Tehran urges IAEA to shed light on Saudi ‘covert’ nuclear program

August 9, 2020 - 17:18

TEHRAN – Iran’s ambassador to the Vienna-based International Atomic Energy Agency (IAEA) on Saturday called on the UN nuclear watchdog body to shed light on Saudi Arabia’s “covert” nuclear activities.

"Despite the fact that Saudi Arabia is a member of the Non-Proliferation Treaty and has a comprehensive bilateral safeguard agreement with the Agency, it has unfortunately refused to abide by its commitments to the Agency's inspections despite repetitive calls,” Kazem Gharibabadi said, according to Tasnim.

Gharibabadi urged the IAEA to carry out investigations and submit a full report on the status of nuclear activities in the Saudi kingdom.

Raising alarm about Riyadh’s nuclear ambitions, the ambassador said the international community will not accept Saudi "deviation" from a peaceful nuclear program and will confront it.

The comments came after American intelligence agencies reportedly said they had spotted an undeclared nuclear site near Saudi Arabia’s capital Riyadh, scrutinizing attempts by the kingdom to process uranium and move toward the development of atomic bombs.

The New York Times reported on Wednesday that the agencies had in recent weeks circulated a classified analysis about Saudi attempts to build up its ability to produce nuclear fuel that could potentially lead to the development of nuclear weapons.

The study shows “a newly completed structure near a solar-panel production area near Riyadh, the Saudi capital, that some government analysts and outside experts suspect could be one of a number of undeclared nuclear sites,” the report said.

The site is situated in a secluded desert area not too far from the Saudi town of al-Uyaynah, 30 kilometers northwest of Riyadh, and its Solar Village.

A day earlier, an article in The Wall Street Journal said that Western officials were concerned about a desert site in northwestern Saudi Arabia just south of the town of al-Ula.
It was part of a program with the Chinese to extract uranium yellowcake from uranium ore, according to the article.

Frank Pabian, a former satellite image analyst at the Los Alamos National Laboratory in New Mexico, said the desert site appears to be a small mill for turning uranium ore into yellowcake as it has a checkpoint, high security fences, a large building about 150 feet on a side and ponds for the collection of uranium waste.

In a report on July 21, al-Jazeera said the Saudis announced in early 2018 that they had broken ground on a small research reactor that would be operational by the end of 2019.

Bloomberg News reported that satellite photos taken in March and May of this year revealed that the Saudis have built a roof over the reactor - a development that is alarming nuclear experts because Saudi Arabia has not yet invited the IAEA to monitor the site and inspect the reactor's design.

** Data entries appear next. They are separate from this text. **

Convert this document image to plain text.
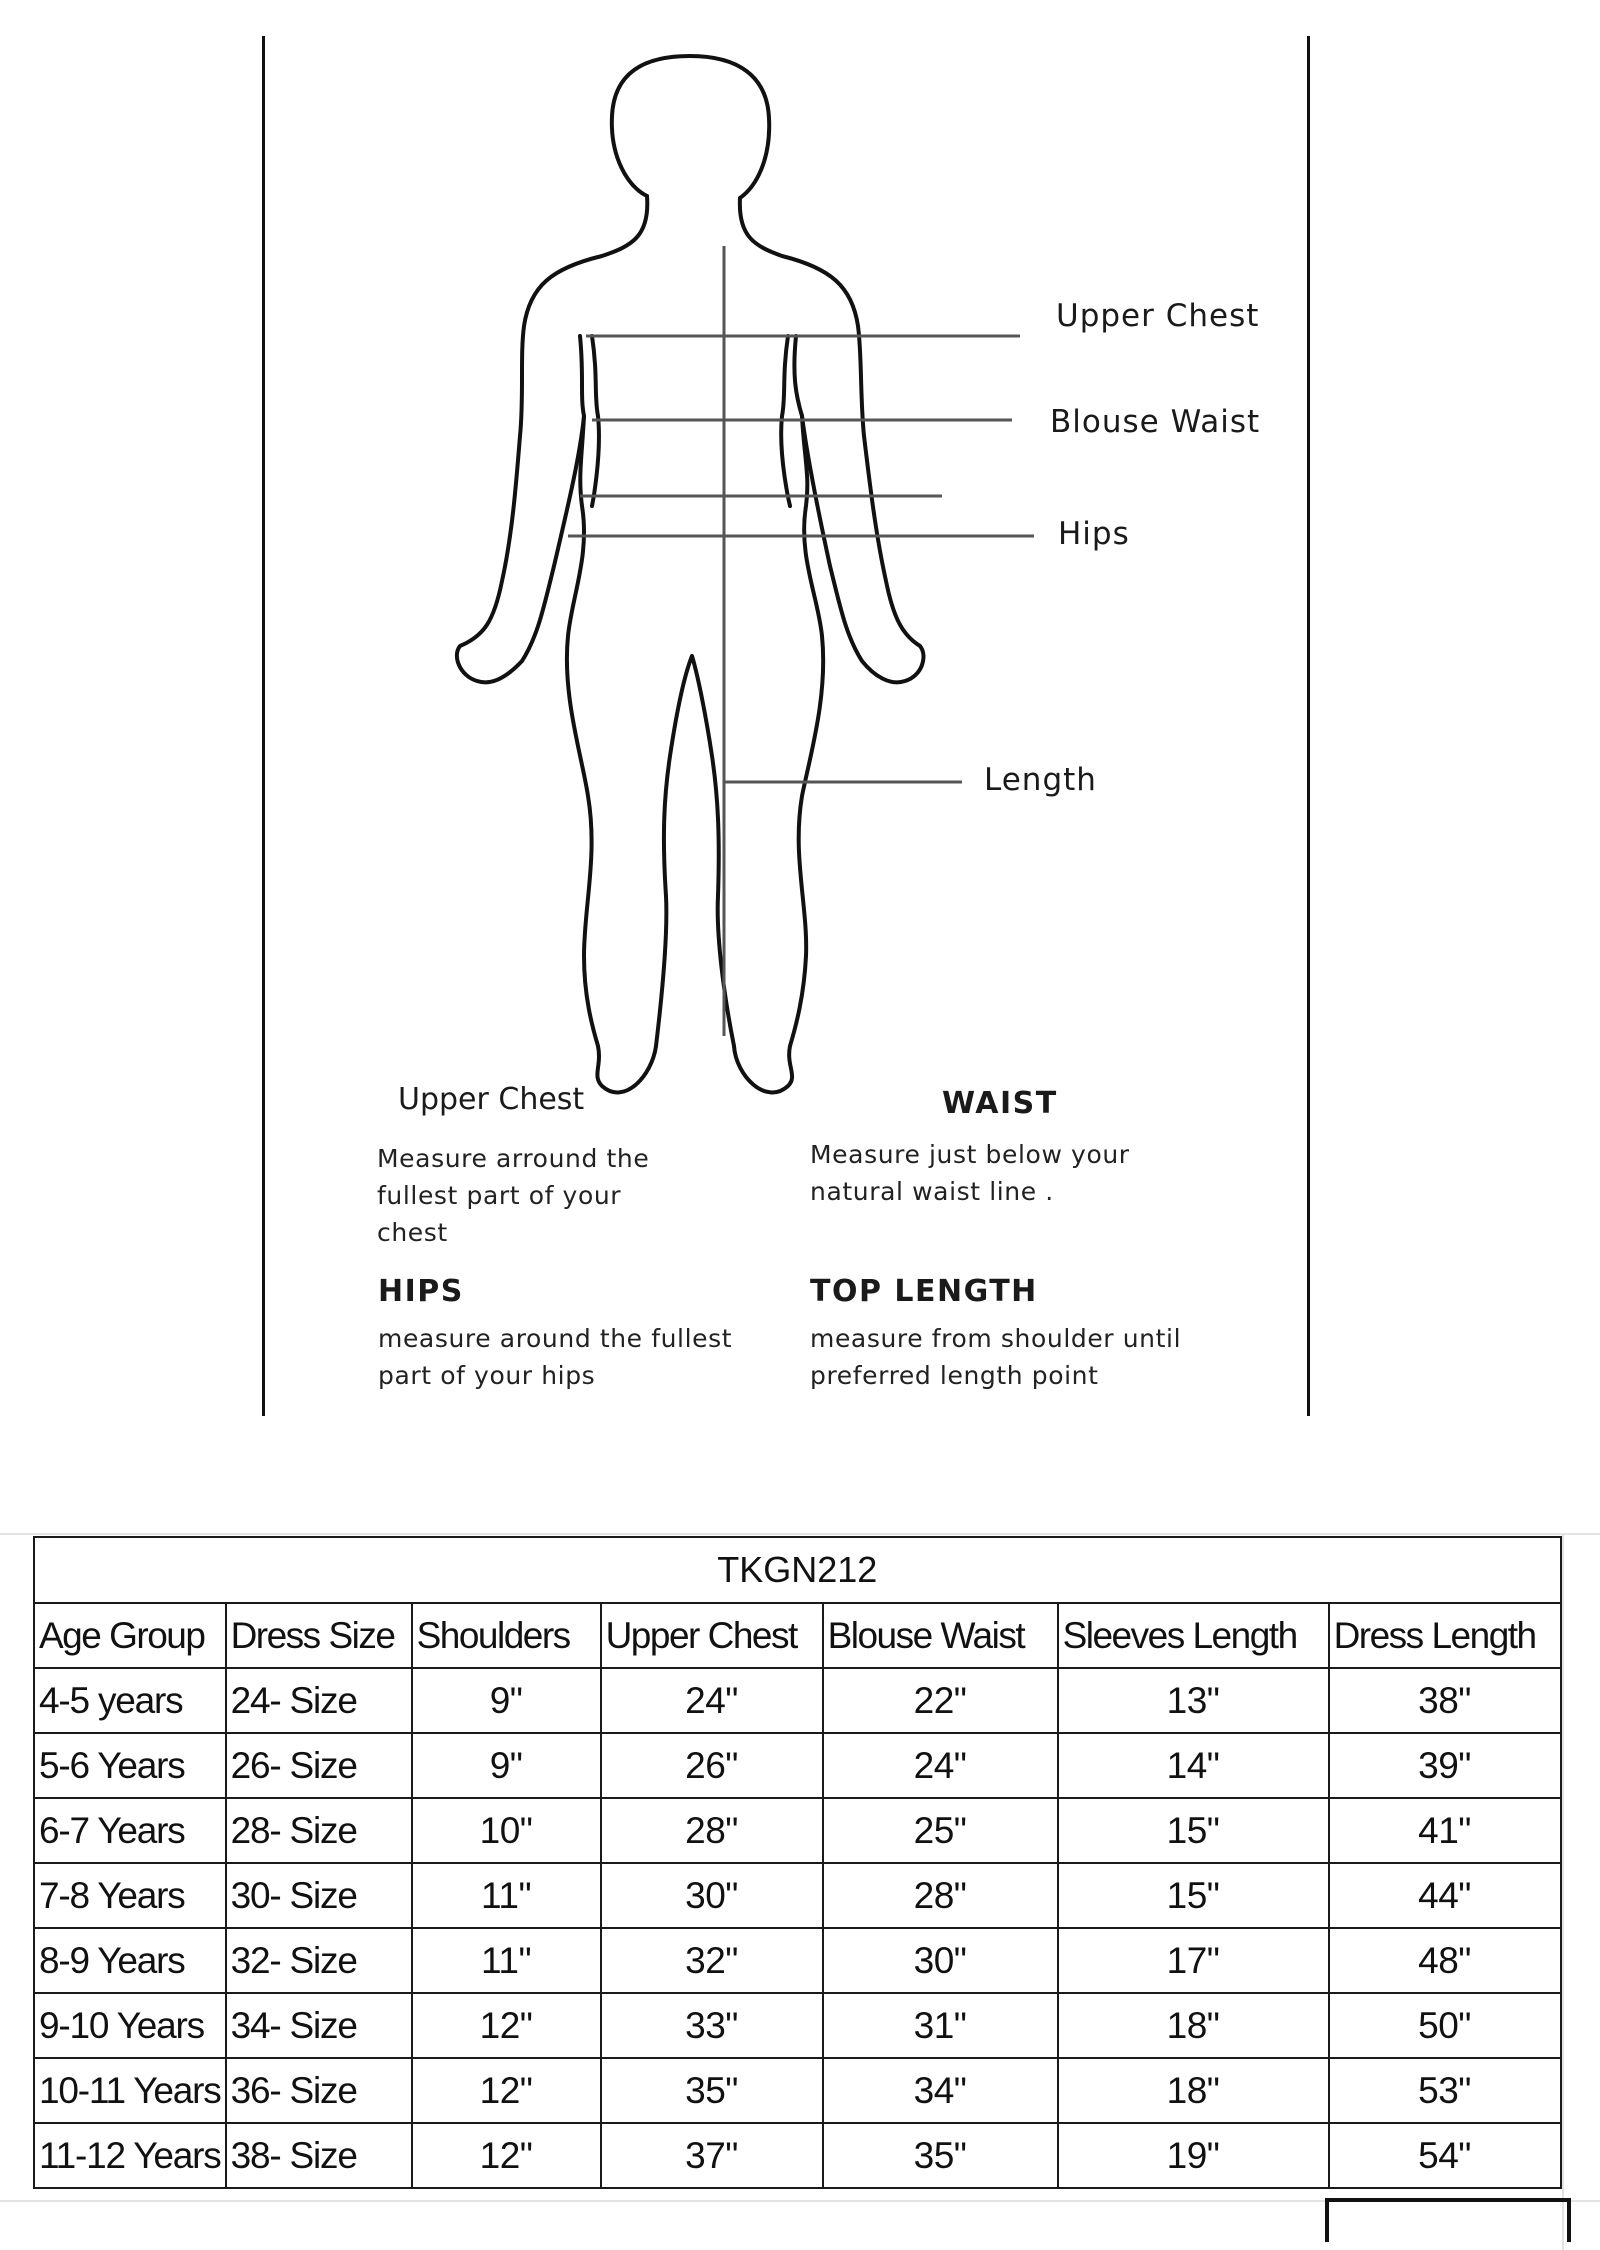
Upper Chest
Blouse Waist
Hips
Length
Upper Chest
Measure arround the fullest part of your chest
WAIST
Measure just below your natural waist line .
HIPS
measure around the fullest part of your hips
TOP LENGTH
measure from shoulder until preferred length point
TKGN212						
Age Group	Dress Size	Shoulders	Upper Chest	Blouse Waist	Sleeves Length	Dress Length
4-5 years	24- Size	9"	24"	22"	13"	38"
5-6 Years	26- Size	9"	26"	24"	14"	39"
6-7 Years	28- Size	10"	28"	25"	15"	41"
7-8 Years	30- Size	11"	30"	28"	15"	44"
8-9 Years	32- Size	11"	32"	30"	17"	48"
9-10 Years	34- Size	12"	33"	31"	18"	50"
10-11 Years	36- Size	12"	35"	34"	18"	53"
11-12 Years	38- Size	12"	37"	35"	19"	54"
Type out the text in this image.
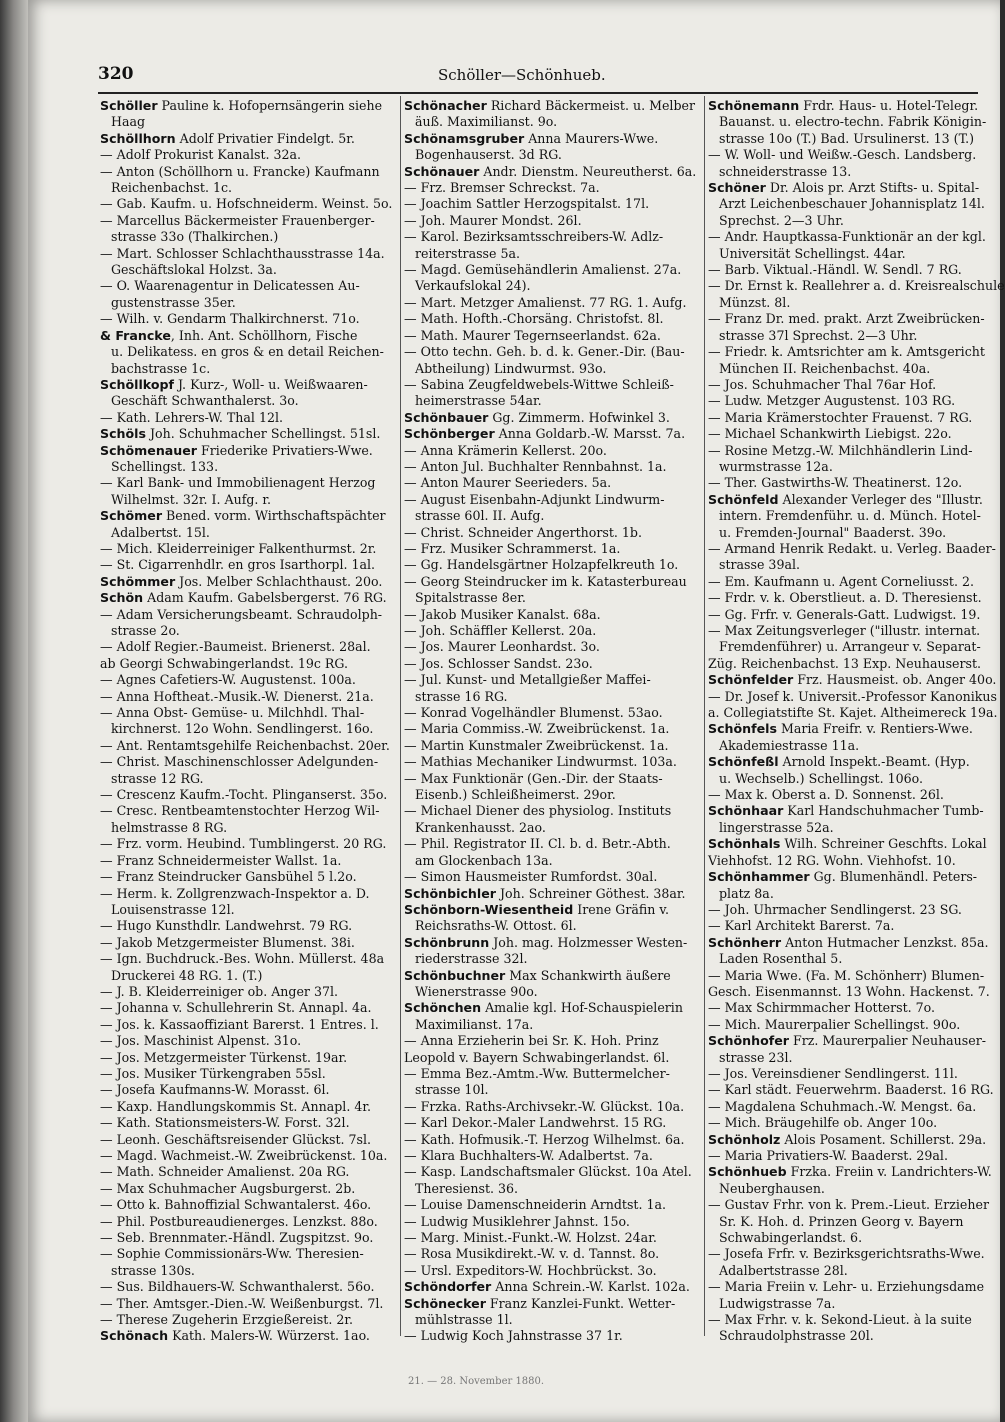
320	Schöller—Schönhueb.
Schöller Pauline k. Hofopernsängerin siehe
Haag
Schöllhorn Adolf Privatier Findelgt. 5r.
— Adolf Prokurist Kanalst. 32a.
— Anton (Schöllhorn u. Francke) Kaufmann
Reichenbachst. 1c.
— Gab. Kaufm. u. Hofschneiderm. Weinst. 5o.
— Marcellus Bäckermeister Frauenberger-
strasse 33o (Thalkirchen.)
— Mart. Schlosser Schlachthausstrasse 14a.
Geschäftslokal Holzst. 3a.
— O. Waarenagentur in Delicatessen Au-
gustenstrasse 35er.
— Wilh. v. Gendarm Thalkirchnerst. 71o.
& Francke, Inh. Ant. Schöllhorn, Fische
u. Delikatess. en gros & en detail Reichen-
bachstrasse 1c.
Schöllkopf J. Kurz-, Woll- u. Weißwaaren-
Geschäft Schwanthalerst. 3o.
— Kath. Lehrers-W. Thal 12l.
Schöls Joh. Schuhmacher Schellingst. 51sl.
Schömenauer Friederike Privatiers-Wwe.
Schellingst. 133.
— Karl Bank- und Immobilienagent Herzog
Wilhelmst. 32r. I. Aufg. r.
Schömer Bened. vorm. Wirthschaftspächter
Adalbertst. 15l.
— Mich. Kleiderreiniger Falkenthurmst. 2r.
— St. Cigarrenhdlr. en gros Isarthorpl. 1al.
Schömmer Jos. Melber Schlachthaust. 20o.
Schön Adam Kaufm. Gabelsbergerst. 76 RG.
— Adam Versicherungsbeamt. Schraudolph-
strasse 2o.
— Adolf Regier.-Baumeist. Brienerst. 28al.
ab Georgi Schwabingerlandst. 19c RG.
— Agnes Cafetiers-W. Augustenst. 100a.
— Anna Hoftheat.-Musik.-W. Dienerst. 21a.
— Anna Obst- Gemüse- u. Milchhdl. Thal-
kirchnerst. 12o Wohn. Sendlingerst. 16o.
— Ant. Rentamtsgehilfe Reichenbachst. 20er.
— Christ. Maschinenschlosser Adelgunden-
strasse 12 RG.
— Crescenz Kaufm.-Tocht. Plinganserst. 35o.
— Cresc. Rentbeamtenstochter Herzog Wil-
helmstrasse 8 RG.
— Frz. vorm. Heubind. Tumblingerst. 20 RG.
— Franz Schneidermeister Wallst. 1a.
— Franz Steindrucker Gansbühel 5 l.2o.
— Herm. k. Zollgrenzwach-Inspektor a. D.
Louisenstrasse 12l.
— Hugo Kunsthdlr. Landwehrst. 79 RG.
— Jakob Metzgermeister Blumenst. 38i.
— Ign. Buchdruck.-Bes. Wohn. Müllerst. 48a
Druckerei 48 RG. 1. (T.)
— J. B. Kleiderreiniger ob. Anger 37l.
— Johanna v. Schullehrerin St. Annapl. 4a.
— Jos. k. Kassaoffiziant Barerst. 1 Entres. l.
— Jos. Maschinist Alpenst. 31o.
— Jos. Metzgermeister Türkenst. 19ar.
— Jos. Musiker Türkengraben 55sl.
— Josefa Kaufmanns-W. Morasst. 6l.
— Kaxp. Handlungskommis St. Annapl. 4r.
— Kath. Stationsmeisters-W. Forst. 32l.
— Leonh. Geschäftsreisender Glückst. 7sl.
— Magd. Wachmeist.-W. Zweibrückenst. 10a.
— Math. Schneider Amalienst. 20a RG.
— Max Schuhmacher Augsburgerst. 2b.
— Otto k. Bahnoffizial Schwantalerst. 46o.
— Phil. Postbureaudienerges. Lenzkst. 88o.
— Seb. Brennmater.-Händl. Zugspitzst. 9o.
— Sophie Commissionärs-Ww. Theresien-
strasse 130s.
— Sus. Bildhauers-W. Schwanthalerst. 56o.
— Ther. Amtsger.-Dien.-W. Weißenburgst. 7l.
— Therese Zugeherin Erzgießereist. 2r.
Schönach Kath. Malers-W. Würzerst. 1ao.
Schönacher Richard Bäckermeist. u. Melber
äuß. Maximilianst. 9o.
Schönamsgruber Anna Maurers-Wwe.
Bogenhauserst. 3d RG.
Schönauer Andr. Dienstm. Neureutherst. 6a.
— Frz. Bremser Schreckst. 7a.
— Joachim Sattler Herzogspitalst. 17l.
— Joh. Maurer Mondst. 26l.
— Karol. Bezirksamtsschreibers-W. Adlz-
reiterstrasse 5a.
— Magd. Gemüsehändlerin Amalienst. 27a.
Verkaufslokal 24).
— Mart. Metzger Amalienst. 77 RG. 1. Aufg.
— Math. Hofth.-Chorsäng. Christofst. 8l.
— Math. Maurer Tegernseerlandst. 62a.
— Otto techn. Geh. b. d. k. Gener.-Dir. (Bau-
Abtheilung) Lindwurmst. 93o.
— Sabina Zeugfeldwebels-Wittwe Schleiß-
heimerstrasse 54ar.
Schönbauer Gg. Zimmerm. Hofwinkel 3.
Schönberger Anna Goldarb.-W. Marsst. 7a.
— Anna Krämerin Kellerst. 20o.
— Anton Jul. Buchhalter Rennbahnst. 1a.
— Anton Maurer Seerieders. 5a.
— August Eisenbahn-Adjunkt Lindwurm-
strasse 60l. II. Aufg.
— Christ. Schneider Angerthorst. 1b.
— Frz. Musiker Schrammerst. 1a.
— Gg. Handelsgärtner Holzapfelkreuth 1o.
— Georg Steindrucker im k. Katasterbureau
Spitalstrasse 8er.
— Jakob Musiker Kanalst. 68a.
— Joh. Schäffler Kellerst. 20a.
— Jos. Maurer Leonhardst. 3o.
— Jos. Schlosser Sandst. 23o.
— Jul. Kunst- und Metallgießer Maffei-
strasse 16 RG.
— Konrad Vogelhändler Blumenst. 53ao.
— Maria Commiss.-W. Zweibrückenst. 1a.
— Martin Kunstmaler Zweibrückenst. 1a.
— Mathias Mechaniker Lindwurmst. 103a.
— Max Funktionär (Gen.-Dir. der Staats-
Eisenb.) Schleißheimerst. 29or.
— Michael Diener des physiolog. Instituts
Krankenhausst. 2ao.
— Phil. Registrator II. Cl. b. d. Betr.-Abth.
am Glockenbach 13a.
— Simon Hausmeister Rumfordst. 30al.
Schönbichler Joh. Schreiner Göthest. 38ar.
Schönborn-Wiesentheid Irene Gräfin v.
Reichsraths-W. Ottost. 6l.
Schönbrunn Joh. mag. Holzmesser Westen-
riederstrasse 32l.
Schönbuchner Max Schankwirth äußere
Wienerstrasse 90o.
Schönchen Amalie kgl. Hof-Schauspielerin
Maximilianst. 17a.
— Anna Erzieherin bei Sr. K. Hoh. Prinz
Leopold v. Bayern Schwabingerlandst. 6l.
— Emma Bez.-Amtm.-Ww. Buttermelcher-
strasse 10l.
— Frzka. Raths-Archivsekr.-W. Glückst. 10a.
— Karl Dekor.-Maler Landwehrst. 15 RG.
— Kath. Hofmusik.-T. Herzog Wilhelmst. 6a.
— Klara Buchhalters-W. Adalbertst. 7a.
— Kasp. Landschaftsmaler Glückst. 10a Atel.
Theresienst. 36.
— Louise Damenschneiderin Arndtst. 1a.
— Ludwig Musiklehrer Jahnst. 15o.
— Marg. Minist.-Funkt.-W. Holzst. 24ar.
— Rosa Musikdirekt.-W. v. d. Tannst. 8o.
— Ursl. Expeditors-W. Hochbrückst. 3o.
Schöndorfer Anna Schrein.-W. Karlst. 102a.
Schönecker Franz Kanzlei-Funkt. Wetter-
mühlstrasse 1l.
— Ludwig Koch Jahnstrasse 37 1r.
Schönemann Frdr. Haus- u. Hotel-Telegr.
Bauanst. u. electro-techn. Fabrik Königin-
strasse 10o (T.) Bad. Ursulinerst. 13 (T.)
— W. Woll- und Weißw.-Gesch. Landsberg.
schneiderstrasse 13.
Schöner Dr. Alois pr. Arzt Stifts- u. Spital-
Arzt Leichenbeschauer Johannisplatz 14l.
Sprechst. 2—3 Uhr.
— Andr. Hauptkassa-Funktionär an der kgl.
Universität Schellingst. 44ar.
— Barb. Viktual.-Händl. W. Sendl. 7 RG.
— Dr. Ernst k. Reallehrer a. d. Kreisrealschule
Münzst. 8l.
— Franz Dr. med. prakt. Arzt Zweibrücken-
strasse 37l Sprechst. 2—3 Uhr.
— Friedr. k. Amtsrichter am k. Amtsgericht
München II. Reichenbachst. 40a.
— Jos. Schuhmacher Thal 76ar Hof.
— Ludw. Metzger Augustenst. 103 RG.
— Maria Krämerstochter Frauenst. 7 RG.
— Michael Schankwirth Liebigst. 22o.
— Rosine Metzg.-W. Milchhändlerin Lind-
wurmstrasse 12a.
— Ther. Gastwirths-W. Theatinerst. 12o.
Schönfeld Alexander Verleger des "Illustr.
intern. Fremdenführ. u. d. Münch. Hotel-
u. Fremden-Journal" Baaderst. 39o.
— Armand Henrik Redakt. u. Verleg. Baader-
strasse 39al.
— Em. Kaufmann u. Agent Corneliusst. 2.
— Frdr. v. k. Oberstlieut. a. D. Theresienst.
— Gg. Frfr. v. Generals-Gatt. Ludwigst. 19.
— Max Zeitungsverleger ("illustr. internat.
Fremdenführer) u. Arrangeur v. Separat-
Züg. Reichenbachst. 13 Exp. Neuhauserst.
Schönfelder Frz. Hausmeist. ob. Anger 40o.
— Dr. Josef k. Universit.-Professor Kanonikus
a. Collegiatstifte St. Kajet. Altheimereck 19a.
Schönfels Maria Freifr. v. Rentiers-Wwe.
Akademiestrasse 11a.
Schönfeßl Arnold Inspekt.-Beamt. (Hyp.
u. Wechselb.) Schellingst. 106o.
— Max k. Oberst a. D. Sonnenst. 26l.
Schönhaar Karl Handschuhmacher Tumb-
lingerstrasse 52a.
Schönhals Wilh. Schreiner Geschfts. Lokal
Viehhofst. 12 RG. Wohn. Viehhofst. 10.
Schönhammer Gg. Blumenhändl. Peters-
platz 8a.
— Joh. Uhrmacher Sendlingerst. 23 SG.
— Karl Architekt Barerst. 7a.
Schönherr Anton Hutmacher Lenzkst. 85a.
Laden Rosenthal 5.
— Maria Wwe. (Fa. M. Schönherr) Blumen-
Gesch. Eisenmannst. 13 Wohn. Hackenst. 7.
— Max Schirmmacher Hotterst. 7o.
— Mich. Maurerpalier Schellingst. 90o.
Schönhofer Frz. Maurerpalier Neuhauser-
strasse 23l.
— Jos. Vereinsdiener Sendlingerst. 11l.
— Karl städt. Feuerwehrm. Baaderst. 16 RG.
— Magdalena Schuhmach.-W. Mengst. 6a.
— Mich. Bräugehilfe ob. Anger 10o.
Schönholz Alois Posament. Schillerst. 29a.
— Maria Privatiers-W. Baaderst. 29al.
Schönhueb Frzka. Freiin v. Landrichters-W.
Neuberghausen.
— Gustav Frhr. von k. Prem.-Lieut. Erzieher
Sr. K. Hoh. d. Prinzen Georg v. Bayern
Schwabingerlandst. 6.
— Josefa Frfr. v. Bezirksgerichtsraths-Wwe.
Adalbertstrasse 28l.
— Maria Freiin v. Lehr- u. Erziehungsdame
Ludwigstrasse 7a.
— Max Frhr. v. k. Sekond-Lieut. à la suite
Schraudolphstrasse 20l.
21. — 28. November 1880.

"What it does tend to infer is problematic," said Paul Dorfman, honorary senior research fellow at the Energy Institute, University College London. "Key to IAEA surveillance and regulations is signing up to non-proliferation treaties. In other words, questions of enrichment and how you deal with substances that flow out of nuclear reactors in terms of future weaponization."

Saudi Arabia has signed the NPT, which obligates it to have a Comprehensive Safeguards Agreement with the IAEA. But those agreements do not allow IAEA inspectors to visit whenever they like on short notice.